How can I improve my sleep?

Answer: Try practicing a mindfulness-based approach where you non-judgmentally accept the emotions you experience during the day.

Emotion. 2012 Jul 9.

Experiential Versus Analytical Emotion Regulation and Sleep: Breaking the Link Between Negative Events and Sleep Disturbance.

Vandekerckhove M, Kestemont J, Gross JJ, Weiss R, Schotte C, Exadaktylos V, Haex B, Verbraecken J.

Abstract

Despite a long history of interest in emotion regulation as well as in the mechanisms that regulate sleep, the relationship between emotion regulation and sleep is not yet well understood.

The present study investigated whether “an experiential approach”-defined by coping through affectively acknowledging, understanding, and expressing actual emotional experience and affective feeling about a situation-compared with a “cognitive analytical approach”-defined by the cognitive analysis of the causes, meanings and implications of the situation for the own self-would buffer the impact of an emotional failure experience on (1) emotional experience and (2) sleep structure assessed by EEG polysomnography.

Twenty-eight healthy volunteers participated in this study. A direct comparison of the two emotion regulation strategies revealed that participants who were instructed to apply an experiential approach showed less fragmentation of sleep than participants who were instructed to apply an analytical approach.

The use of an experiential approach resulted in a longer sleep time, higher sleep efficiency, fewer awakenings, less % time awake, and fewer minutes wake after sleep onset. Implications of the differential effects of these two forms of emotion regulation on sleep are discussed.

Scand J Psychol. 2011 Aug;52(4):369-75. doi: 10.1111/j.1467-9450.2011.00888.x. Epub 2011 Apr 19.

Mindfulness and dream quality: the inverse relationship between mindfulness and negative dream affect.

Simor P, Köteles F, Sándor P, Petke Z, Bódizs R.

Abstract

The aim of the study was to examine the relationship of mindfulness to the emotional quality of dreaming.

In our questionnaire-based study, comprising the data of 587 undergraduate students we examined the association between trait anxiety, perceived stress, trait mindfulness, negative dream affect and dream anxiety.

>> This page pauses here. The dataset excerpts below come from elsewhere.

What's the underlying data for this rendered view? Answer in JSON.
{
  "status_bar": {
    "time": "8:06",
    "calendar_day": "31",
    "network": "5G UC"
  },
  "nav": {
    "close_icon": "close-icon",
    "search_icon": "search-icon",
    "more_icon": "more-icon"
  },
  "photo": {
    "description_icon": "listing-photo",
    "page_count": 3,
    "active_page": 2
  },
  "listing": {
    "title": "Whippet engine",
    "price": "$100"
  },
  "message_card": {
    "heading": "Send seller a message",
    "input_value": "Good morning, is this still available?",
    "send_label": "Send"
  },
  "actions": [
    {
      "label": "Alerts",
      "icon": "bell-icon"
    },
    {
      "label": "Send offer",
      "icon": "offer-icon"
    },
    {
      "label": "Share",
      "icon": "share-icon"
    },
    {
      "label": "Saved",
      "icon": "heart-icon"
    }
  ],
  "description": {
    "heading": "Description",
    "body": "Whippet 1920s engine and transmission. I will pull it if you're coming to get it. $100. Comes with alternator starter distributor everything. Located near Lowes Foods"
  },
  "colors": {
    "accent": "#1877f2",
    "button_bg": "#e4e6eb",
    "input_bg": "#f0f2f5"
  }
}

Our results indicate that mindfulness is inversely related to disturbed dreaming and predicts less severe dream disturbances after controlling for trait anxiety. Moreover, the results of the applied hierarchical regression analysis suggest that mindfulness is associated with reduced dream anxiety by moderating the extent of waking anxiety.

Our findings extend previous research relating mindfulness, emotional regulation and sleep quality to the domain of dream research. We suggest that mindfulness is a possible protective factor against dream disturbances.